In Robert L. Park’s book Superstition, he exposes religious beliefs, superstition, and pseudoscience as false and ridiculous because they cannot be proved by experimental scientific methods. Within each chapter it focuses on one theory and its popularity, such as the creation story, or the reasons for a tsunami or new age mysterianism, and offers scientific reasons for not believing in the abstract ideas. The book contains quite a bit of scientific, biological and chemical information which, at some times is difficult to comprehend, yet Park is able to show how all the proponents of non scientific based ideas are charlatans.
Park cannot prove the existence or non-existence of God. He also cannot explain why so many people believe in a God or cling to superstitions, but so many people do. He feels that this way thinking, that there is a God, is the result of what children hear and see from their earliest ages. All the sensory input and repetition has made us who we are.
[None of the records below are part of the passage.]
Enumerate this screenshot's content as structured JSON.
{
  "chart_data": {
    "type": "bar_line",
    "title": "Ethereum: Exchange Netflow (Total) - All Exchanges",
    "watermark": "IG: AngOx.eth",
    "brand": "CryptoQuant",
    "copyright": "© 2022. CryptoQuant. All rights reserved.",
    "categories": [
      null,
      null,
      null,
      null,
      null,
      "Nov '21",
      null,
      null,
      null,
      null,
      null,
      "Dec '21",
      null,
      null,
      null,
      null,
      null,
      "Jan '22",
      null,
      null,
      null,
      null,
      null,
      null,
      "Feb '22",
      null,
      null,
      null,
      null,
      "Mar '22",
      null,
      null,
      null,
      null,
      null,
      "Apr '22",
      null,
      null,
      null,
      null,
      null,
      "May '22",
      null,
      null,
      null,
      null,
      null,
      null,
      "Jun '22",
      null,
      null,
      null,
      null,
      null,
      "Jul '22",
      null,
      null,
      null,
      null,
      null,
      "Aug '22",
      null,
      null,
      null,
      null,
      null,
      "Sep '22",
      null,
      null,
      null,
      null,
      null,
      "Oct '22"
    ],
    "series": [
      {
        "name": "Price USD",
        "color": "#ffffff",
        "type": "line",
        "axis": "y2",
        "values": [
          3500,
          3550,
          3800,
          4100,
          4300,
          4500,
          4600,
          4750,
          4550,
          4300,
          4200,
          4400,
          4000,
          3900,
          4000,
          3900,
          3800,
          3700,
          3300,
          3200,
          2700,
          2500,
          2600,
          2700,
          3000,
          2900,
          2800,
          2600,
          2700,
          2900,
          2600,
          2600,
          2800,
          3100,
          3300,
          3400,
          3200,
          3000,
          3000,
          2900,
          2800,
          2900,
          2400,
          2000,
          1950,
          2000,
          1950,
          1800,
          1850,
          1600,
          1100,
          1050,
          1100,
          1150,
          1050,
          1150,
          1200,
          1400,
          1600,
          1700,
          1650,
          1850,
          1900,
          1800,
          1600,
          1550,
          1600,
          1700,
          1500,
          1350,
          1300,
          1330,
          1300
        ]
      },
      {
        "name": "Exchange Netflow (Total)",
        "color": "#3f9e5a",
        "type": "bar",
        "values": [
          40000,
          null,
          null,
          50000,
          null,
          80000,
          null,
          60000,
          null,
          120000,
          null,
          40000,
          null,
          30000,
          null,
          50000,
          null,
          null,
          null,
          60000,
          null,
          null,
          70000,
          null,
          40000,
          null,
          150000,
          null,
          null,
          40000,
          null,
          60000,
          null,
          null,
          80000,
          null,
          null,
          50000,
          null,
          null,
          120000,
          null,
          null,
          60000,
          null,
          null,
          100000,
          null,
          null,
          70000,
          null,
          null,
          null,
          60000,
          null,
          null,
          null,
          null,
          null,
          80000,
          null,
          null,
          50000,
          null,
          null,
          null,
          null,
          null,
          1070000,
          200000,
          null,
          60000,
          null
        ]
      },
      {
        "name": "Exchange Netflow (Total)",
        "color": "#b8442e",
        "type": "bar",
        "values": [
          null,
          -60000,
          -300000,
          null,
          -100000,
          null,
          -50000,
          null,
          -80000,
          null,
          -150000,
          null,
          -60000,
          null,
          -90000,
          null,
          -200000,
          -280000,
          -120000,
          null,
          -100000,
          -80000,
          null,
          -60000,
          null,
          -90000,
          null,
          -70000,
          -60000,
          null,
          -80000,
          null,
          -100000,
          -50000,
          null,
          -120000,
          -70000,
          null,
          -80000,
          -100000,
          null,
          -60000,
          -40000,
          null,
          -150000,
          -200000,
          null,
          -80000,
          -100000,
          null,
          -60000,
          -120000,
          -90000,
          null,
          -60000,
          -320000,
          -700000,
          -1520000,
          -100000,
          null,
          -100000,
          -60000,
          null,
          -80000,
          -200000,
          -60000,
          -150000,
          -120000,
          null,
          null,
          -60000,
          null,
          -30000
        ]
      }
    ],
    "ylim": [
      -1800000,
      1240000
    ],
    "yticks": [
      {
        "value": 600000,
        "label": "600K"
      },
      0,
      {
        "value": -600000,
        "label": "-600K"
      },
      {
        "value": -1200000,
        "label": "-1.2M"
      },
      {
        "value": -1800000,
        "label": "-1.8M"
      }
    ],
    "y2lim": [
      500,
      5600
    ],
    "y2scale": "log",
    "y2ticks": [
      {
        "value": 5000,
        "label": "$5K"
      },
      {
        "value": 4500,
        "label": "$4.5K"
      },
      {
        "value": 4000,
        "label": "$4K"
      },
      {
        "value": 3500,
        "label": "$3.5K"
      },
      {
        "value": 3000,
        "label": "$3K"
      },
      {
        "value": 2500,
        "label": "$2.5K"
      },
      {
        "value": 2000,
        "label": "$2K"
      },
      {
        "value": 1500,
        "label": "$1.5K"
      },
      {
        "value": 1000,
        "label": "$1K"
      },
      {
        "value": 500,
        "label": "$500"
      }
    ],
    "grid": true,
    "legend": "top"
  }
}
But Park is a supreme skeptic when it comes to blind belief. He says, “Science is the only way of knowing - everything else is just superstition” (Park 215).
My favorite part of the book was the discussion on “intelligent design (Park 43), because it dovetailed with Michael Shermer’s lecture given in 2010 where he describes patterns, agents, and intelligent design and he shows the power of suggestion can be full of deceit and counter the ideas of Phillip Johnson, recognized as father of the intel design movements” (Park 43), who attempts to “divert attention from the scientific emptiness of the intelligent design movement” (Park 45).
I happened to see a piece of art in the Noyes Arts Garage of Stockton University. The title of the work is Hiperborian or Septentrional Man by Maria Yony Lopez Marulanda. This composition reminded me of the class and what we have been learning because I feel that it represents the idea of man running toward the future with ideas flowing from his brain in union nature, yet the hands below the world could represent God letting go of the world, but also still having His hand on the world, and nature. Science and its growth can help both mankind and the world in which it lives by focusing more on empirical evidence, rather than unfounded beliefs.